Literary Testimonies

In 1829, to compete for the Chancellor's Prize in English Poetry, Arthur Hallam composed a poem, "Timbuctoo," which testifies to the Apostles' spirit:

Methought I saw a face whose every line
Wore the pale cast of Thought; a good old man,
Most eloquent, who spake of things divine.
Around him youths were gathered, who did scan
His countenance so grand and mild; and drank
The sweet, sad tones of Wisdom . . . .

Alfred Tennyson, in In Memoriam (1850), describes a visit to the room of his lost friend Hallam and evokes the camaraderie of the Apostles:

I past beside the reverend walls
In which of old I wore the gown....
Another name was on the door.
I linger'd; all within was noise
Of songs, and clapping hands, and boys
That crash'd the glass and beat the floor;
Where once we held debate, a band
Of youthful friends, on mind and art,
And labor, and the changing mart,
And all the framework of the land.

In addition, Arthur Help's Realmah (1869) paid tribute to the Society, and G. E. Moore's monumental Principia Ethica (1903) carried an acknowledgement to the Apostles. Goldsworthy Lowes Dickinson's A Modern Symposium (1905) is dedicated fratrum societati fratrum minimus (Latin for "to the Society of Brothers from the least of the Brothers").

In E. M. Forster's The Longest Journey (1907), which bears the dedication fratribus ("to the brothers"), the character Ansell is modeled on the Apostle A. R. Ainsworth and the opening scene is cast as a typical meeting of the Apostles.

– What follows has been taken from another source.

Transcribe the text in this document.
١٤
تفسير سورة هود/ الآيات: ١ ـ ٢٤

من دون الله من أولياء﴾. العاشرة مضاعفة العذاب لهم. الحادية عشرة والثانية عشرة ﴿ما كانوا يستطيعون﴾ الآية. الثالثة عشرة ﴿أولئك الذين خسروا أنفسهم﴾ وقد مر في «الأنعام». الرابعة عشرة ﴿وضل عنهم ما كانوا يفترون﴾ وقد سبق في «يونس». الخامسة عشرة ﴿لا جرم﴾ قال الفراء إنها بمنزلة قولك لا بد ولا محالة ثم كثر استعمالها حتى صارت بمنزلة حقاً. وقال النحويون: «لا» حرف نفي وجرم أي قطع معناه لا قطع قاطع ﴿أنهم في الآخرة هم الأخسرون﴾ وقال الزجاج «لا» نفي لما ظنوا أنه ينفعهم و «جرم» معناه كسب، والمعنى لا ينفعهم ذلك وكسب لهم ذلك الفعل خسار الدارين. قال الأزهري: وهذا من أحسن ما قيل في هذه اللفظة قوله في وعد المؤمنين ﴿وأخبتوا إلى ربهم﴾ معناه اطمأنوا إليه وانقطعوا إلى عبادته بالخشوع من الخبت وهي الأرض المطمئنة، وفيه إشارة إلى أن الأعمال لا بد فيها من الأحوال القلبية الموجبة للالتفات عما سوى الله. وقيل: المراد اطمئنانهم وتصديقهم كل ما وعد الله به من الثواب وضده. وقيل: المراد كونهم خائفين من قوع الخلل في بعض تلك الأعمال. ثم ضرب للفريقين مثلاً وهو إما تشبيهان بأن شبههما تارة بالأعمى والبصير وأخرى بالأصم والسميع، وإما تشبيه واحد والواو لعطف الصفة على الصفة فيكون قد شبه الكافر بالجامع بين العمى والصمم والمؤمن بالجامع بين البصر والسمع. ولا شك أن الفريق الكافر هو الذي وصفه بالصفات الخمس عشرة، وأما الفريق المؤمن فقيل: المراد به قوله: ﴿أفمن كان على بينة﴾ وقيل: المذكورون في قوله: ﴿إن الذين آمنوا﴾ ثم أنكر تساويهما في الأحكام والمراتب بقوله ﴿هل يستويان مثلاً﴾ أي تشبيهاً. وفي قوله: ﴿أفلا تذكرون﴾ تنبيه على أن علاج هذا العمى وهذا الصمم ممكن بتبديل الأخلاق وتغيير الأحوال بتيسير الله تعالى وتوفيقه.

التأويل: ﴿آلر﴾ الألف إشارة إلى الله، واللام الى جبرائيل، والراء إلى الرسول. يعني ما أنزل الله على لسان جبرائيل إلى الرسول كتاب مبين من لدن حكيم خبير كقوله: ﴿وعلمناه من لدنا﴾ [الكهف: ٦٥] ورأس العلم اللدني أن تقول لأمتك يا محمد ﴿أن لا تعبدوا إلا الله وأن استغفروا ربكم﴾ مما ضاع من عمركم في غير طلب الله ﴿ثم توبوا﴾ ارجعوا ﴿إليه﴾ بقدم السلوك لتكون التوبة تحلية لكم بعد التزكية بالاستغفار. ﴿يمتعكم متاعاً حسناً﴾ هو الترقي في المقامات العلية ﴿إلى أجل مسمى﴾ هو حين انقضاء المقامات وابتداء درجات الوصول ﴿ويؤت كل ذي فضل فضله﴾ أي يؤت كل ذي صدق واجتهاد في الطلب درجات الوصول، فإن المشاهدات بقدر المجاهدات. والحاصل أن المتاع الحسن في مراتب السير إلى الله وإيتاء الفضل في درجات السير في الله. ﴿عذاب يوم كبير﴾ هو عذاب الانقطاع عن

In Forster's Maurice (written 1913, published 1971), the "" Risley is based on Lytton Strachey and the chaste Clive on H. O. Meredith, whom Forster fell in love with when they were both at Cambridge. Forster's biography of Dickinson (1934) bears the inscription fratrum societati ("to the society of brothers").

Liberalism

John Beer quotes two accounts that stress the Apostles' liberalism. Jack Kemble, a contemporary of Tennyson and Hallam, recollected: "No society ever existed in which more freedom of thought was found, consistent with the most perfect affection between the members; or in which a more complete toleration of the most opposite opinion prevailed."

Henry Sidgwick provided the most memorable picture in his memoirs (1906): "I can only describe it as the spirit of the pursuit of truth with absolute devotion and unreserve by a group of intimate friends, who were perfectly frank with each other, and indulged in any amount of humorous sarcasm and playful banter, and yet each respects the other, and when he discourses tries to learn from him and see what he sees. Absolute candour was the only duty that the tradition of the society enforced."

Such an environment obviously proved particularly hospitable to those who desired or needed to speak about what was then considered unspeakable, i.e., the love that then dared not speak its name in the wider society.